This is part two of a series of posts on interception in .NET. You can find the first part here.
There are two possible targets for interception:
Types, such as classes or interfaces;
Instances of types.
Depending on the target, we can use different interception techniques.
In .NET, like in other OOP languages, we have the following interception techniques:
Virtual method interception: this is a type interception technique by which we subclass dynamically a target type – an interface or a class, since structures do not allow subclassing – and add method overrides for the methods we want to intercept. Of course, only virtual methods can be intercepted (abstract methods and interface methods are treated as virtual); the interceptor returns an instance of the dynamically generated subclass of the target type, which is treated exactly as if it were this target type;
Interface interception: an instance interception technique. There has to be an existing object for us to intercept, and it must implement one or more interfaces.
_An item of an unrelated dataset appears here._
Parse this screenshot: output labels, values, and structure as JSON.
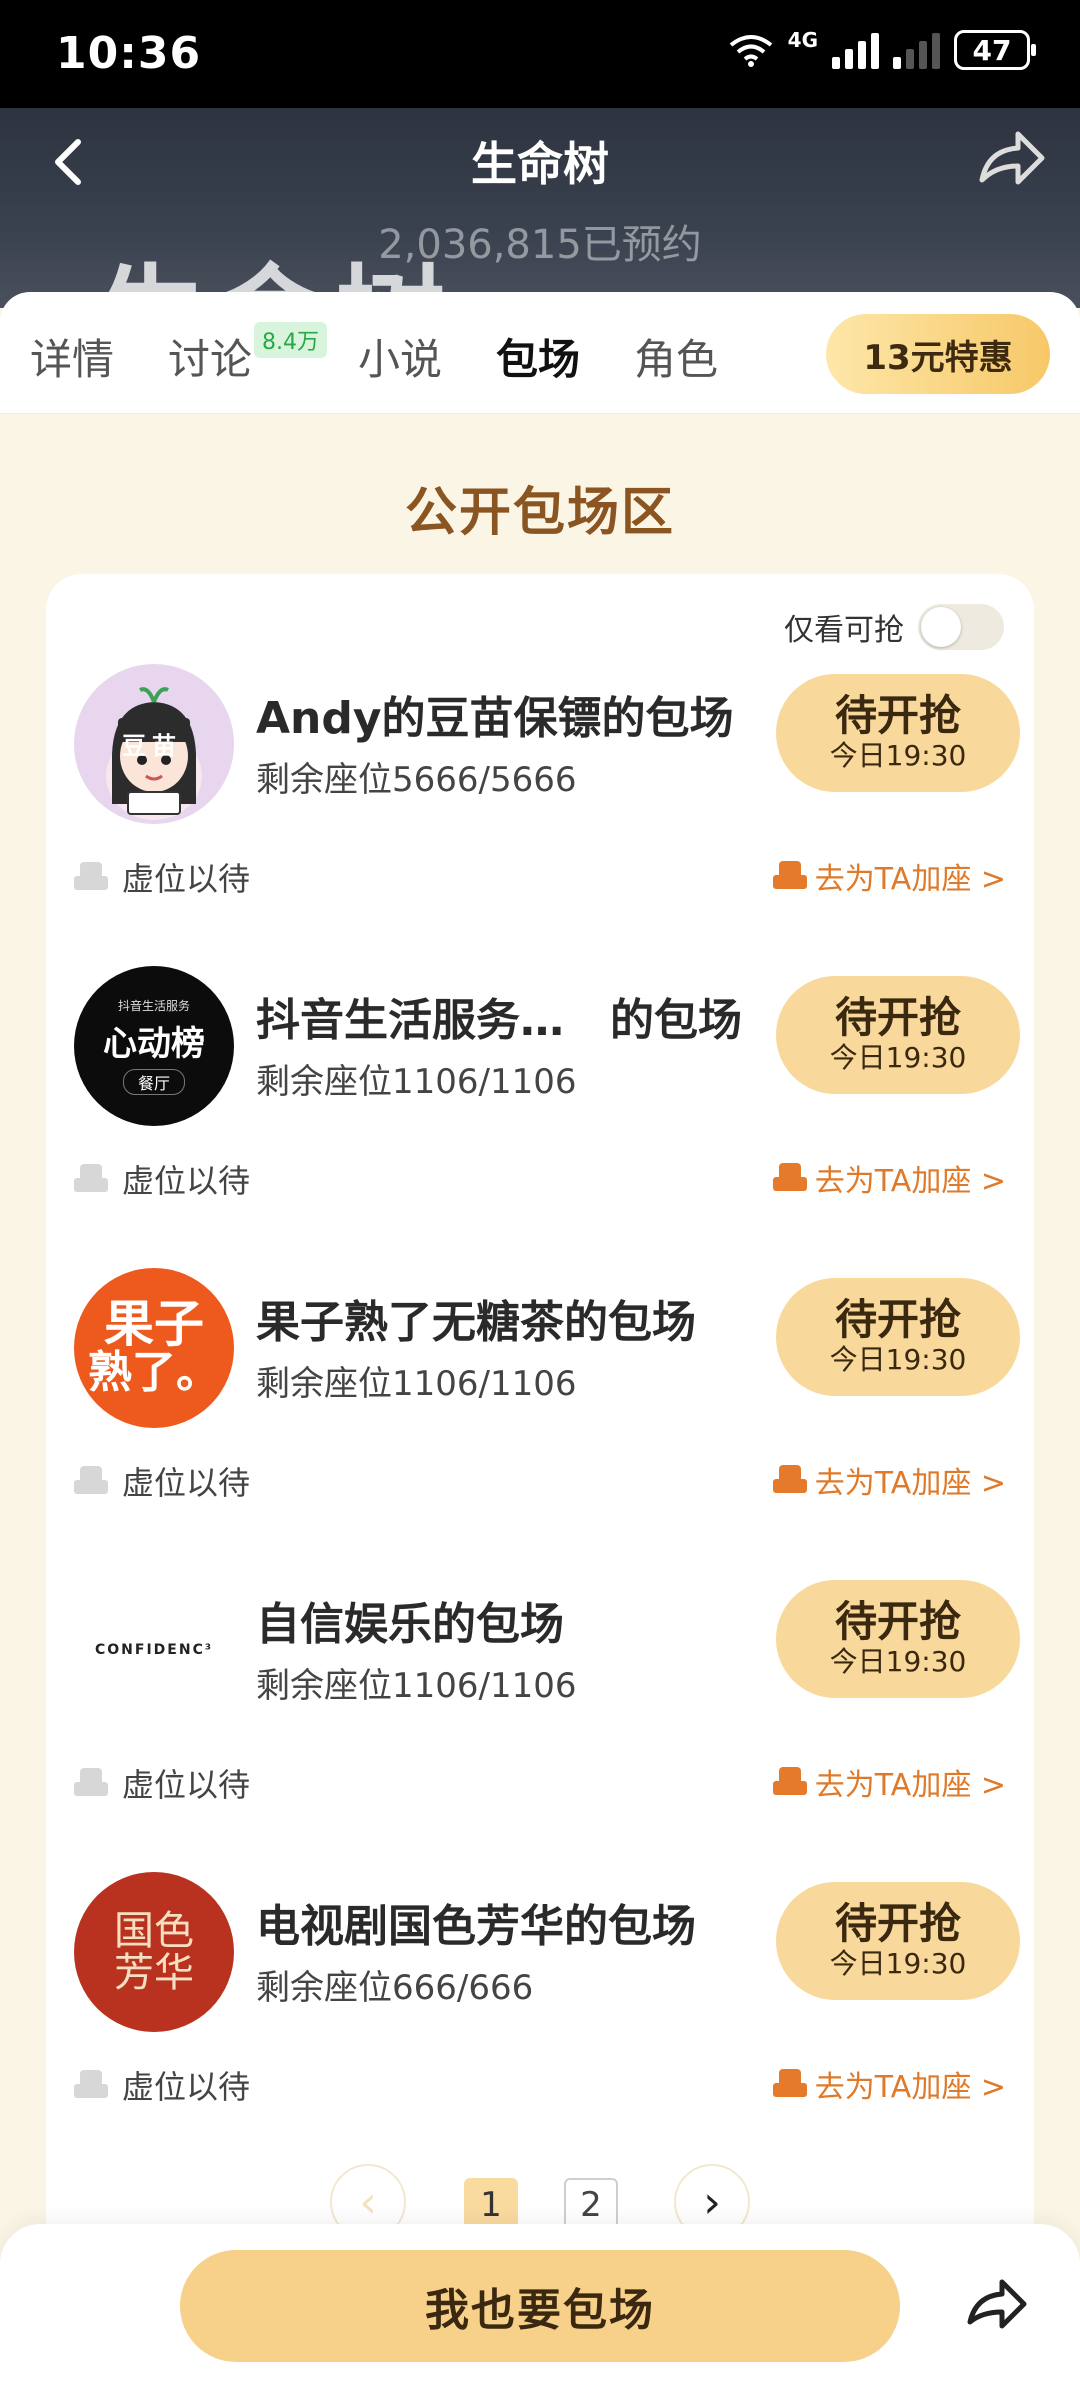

We can intercept any method or property exposed by one of these interfaces; basically, the generated interceptor code sits between the exposed interface and the existing target;
Transparent proxy interception: another instance interception technique. The target types must either be interfaces or classes inheriting from MarshalByRefObject, one instance of which should exist. It is possible to intercept any interface methods or any method declared in the MarshalByRefObject-derived class; the interceptor acts as a proxy between the exposed interface or class and the actual object;
Context-bound object interception: this a .NET-specific interception technique for instance interception by which we can intercept any calls to objects of classes inheriting from ContextBoundObject. This one is not as generic as the others because we need to have our class inherit from ContextBoundObject, which we wouldn’t normally do, and add some boilerplate code.